The lack of specification as to what country the movie takes place in is seen across the genre, but it is perhaps most notable in Owen Wilson’s 2015 dumpster fire of a movie, No Escape. In it, an American family moves to an unnamed Southeast Asian country for work but a coup happens soon after they arrive. They are left trying to flee the country and the mass of frightening brown people who seem to care more about hunting down Americans than completing their revolution. 

“Culture is rarely neutral, it often plays a role in empire building,” Olomi said. “And [movies] become important ways by which people interact and understand ‘those people.’ And so these movies are not neutral.” 

I was 17 when I watched No Escape, with a group of mostly white friends, and my reaction was visceral and physical. The movie is disturbing on multiple levels. First, there’s the actual violent content, which includes a graphic sexual assault scene. Then there’s the realization that this is how Western cinema sees you—an other to be fought and defeated. Less than human, something like a beast.

Tequoia Urbina, a screenwriter and filmmaker from Atlanta, feels the trope goes back to the Western savior complex, an ideology in which a white person attempts to help a person of color with the underlying belief that they know best. Urbina also mentioned that a lot of disaster movies fall into this category too, such as 2012, a movie about the end of the world, where massive earthquakes strike every continent, leading the sea level to rise to the top of Mount Everest. The global elite and our American main character are racing to get to China, where huge boats are waiting to give them refuge while they wait for the water level to go down. However, the Indian astrophysicist who initially warned about the disaster receives an unceremonious death because no one bothered to come for him.

The majority of these movies, says Urbina, “have a universal context where this major catastrophe is going to affect the world. But it’s the Americans that “are the ones that can save the world. The Americans are the ones that are directly affected, and everyone else is just along for the ride.”

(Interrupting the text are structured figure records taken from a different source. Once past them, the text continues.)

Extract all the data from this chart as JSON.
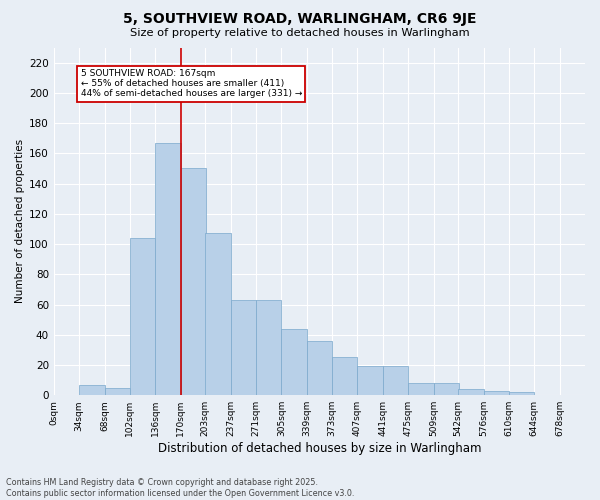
{
  "title": "5, SOUTHVIEW ROAD, WARLINGHAM, CR6 9JE",
  "subtitle": "Size of property relative to detached houses in Warlingham",
  "xlabel": "Distribution of detached houses by size in Warlingham",
  "ylabel": "Number of detached properties",
  "bar_values": [
    0,
    7,
    5,
    104,
    167,
    150,
    107,
    63,
    63,
    44,
    36,
    25,
    19,
    19,
    8,
    8,
    4,
    3,
    2,
    0
  ],
  "bin_labels": [
    "0sqm",
    "34sqm",
    "68sqm",
    "102sqm",
    "136sqm",
    "170sqm",
    "203sqm",
    "237sqm",
    "271sqm",
    "305sqm",
    "339sqm",
    "373sqm",
    "407sqm",
    "441sqm",
    "475sqm",
    "509sqm",
    "542sqm",
    "576sqm",
    "610sqm",
    "644sqm",
    "678sqm"
  ],
  "bar_color": "#b8d0e8",
  "bar_edge_color": "#7aa8cc",
  "property_line_x": 170,
  "property_line_color": "#cc0000",
  "annotation_text": "5 SOUTHVIEW ROAD: 167sqm\n← 55% of detached houses are smaller (411)\n44% of semi-detached houses are larger (331) →",
  "annotation_box_color": "#ffffff",
  "annotation_box_edge": "#cc0000",
  "ylim": [
    0,
    230
  ],
  "yticks": [
    0,
    20,
    40,
    60,
    80,
    100,
    120,
    140,
    160,
    180,
    200,
    220
  ],
  "background_color": "#e8eef5",
  "grid_color": "#ffffff",
  "footer_line1": "Contains HM Land Registry data © Crown copyright and database right 2025.",
  "footer_line2": "Contains public sector information licensed under the Open Government Licence v3.0.",
  "bin_edges": [
    0,
    34,
    68,
    102,
    136,
    170,
    203,
    237,
    271,
    305,
    339,
    373,
    407,
    441,
    475,
    509,
    542,
    576,
    610,
    644,
    678
  ]
}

Urbina can only think of one exception to this trope—Hotel Mumbai. The film is about the real life attacks at the Taj Mahal Palace Hotel in India. While there is an American (played by Armie Hammer), the movie centers on a waiter named Arjun, played by the incomparable Dev Patel, who is actually of Indian descent. Let’s add to that list Hotel Rwanda, a gut-wrenching depiction of a true story, in which a hotelier (Don Cheadle) saves the lives of over a thousand refugees during the Rwandan Genocide.

Movies like these give us an insight into what media could look like if we focused on the people at the heart of a conflict rather than bringing in an American to headline the story. What great art could we produce if we expanded the lens through which we view the world?

Correction, November 2: An earlier version of this story misstated the university where Ali Olomi works.